Since the values for ranches in Texas can be so large, tax consequences often can become the topic of interest for both the buyer and the seller. There were some tax law changes in recent months regarding 1031 exchanges for ranches, so here are some resources of possible interest to you:
November 2018 IRS website update “Like-kind exchanges now limited to real property”. Here are some of the points from that update:
IR-2018-227, November 19, 2018
WASHINGTON — The Internal Revenue Service today reminded taxpayers that like-kind exchange tax treatment is now generally limited to exchanges of real property. The Tax Cuts and Jobs Act, passed in December 2017, made tax law changes that will affect virtually every business and individual in 2018 and the years ahead.
Effective Jan. 1, 2018, exchanges of personal or intangible property such as machinery, equipment, vehicles, artwork, collectibles, patents, and other intellectual property generally do not qualify for nonrecognition of gain or loss as like-kind exchanges. However, certain exchanges of mutual ditch, reservoir or irrigation stock are still eligible.
March 2019 article in Forbes about 1031 exchanges (click here)
March 2019 article from TheStreet.com about 1031 exchanges (click here). Here is a snippet from that article:
Essentially, the steps for a 1031 exchange are:
Sell an investment property;
hand your capital gains to a qualified intermediary;
identify a like-kind property with 45 days;
negotiate with the seller of the like-kind property;
agree on a sales price;
have your intermediary wire the capital gains to the title holder or the title company;
fill out the IRS form.
Instructions for IRS form 8824, used in the 1031 like-kind exchanges. Click this link to see the rules.

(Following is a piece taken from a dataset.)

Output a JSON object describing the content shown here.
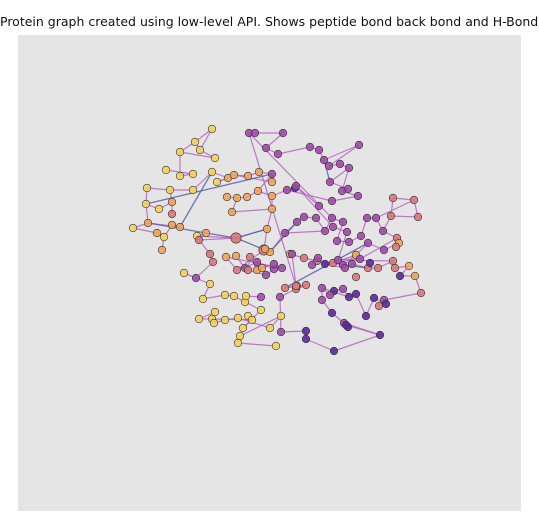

From this article (click for the full article) here are some of the benefits to Texas ranch owners about 1031 exchanges:
A misconception held by some taxpayers concerns the types of property that qualify as like-kind. Some mistakenly believe they must exchange their farm or ranch for another farm or ranch. This is simply not true. The definition of like-kind property in real estate exchanges is very broad; qualifying replacement real property can be virtually any real property that will be held by the taxpayer for investment purposes or used in a trade or business. Bare land can be exchanged for an apartment complex, a rental vacation home, office or other commercial property or any other type of real property held for investment. The range of real property which will qualify for tax deferral opens many options for farmers and ranchers to diversify their investments and obtain cash flow without necessarily having to be involved in the management of the acquired replacement property. Since more than one property may be acquired in an exchange, taxpayers can expand their investments from one large parcel of land into multiple smaller properties in the same or different geographic locations.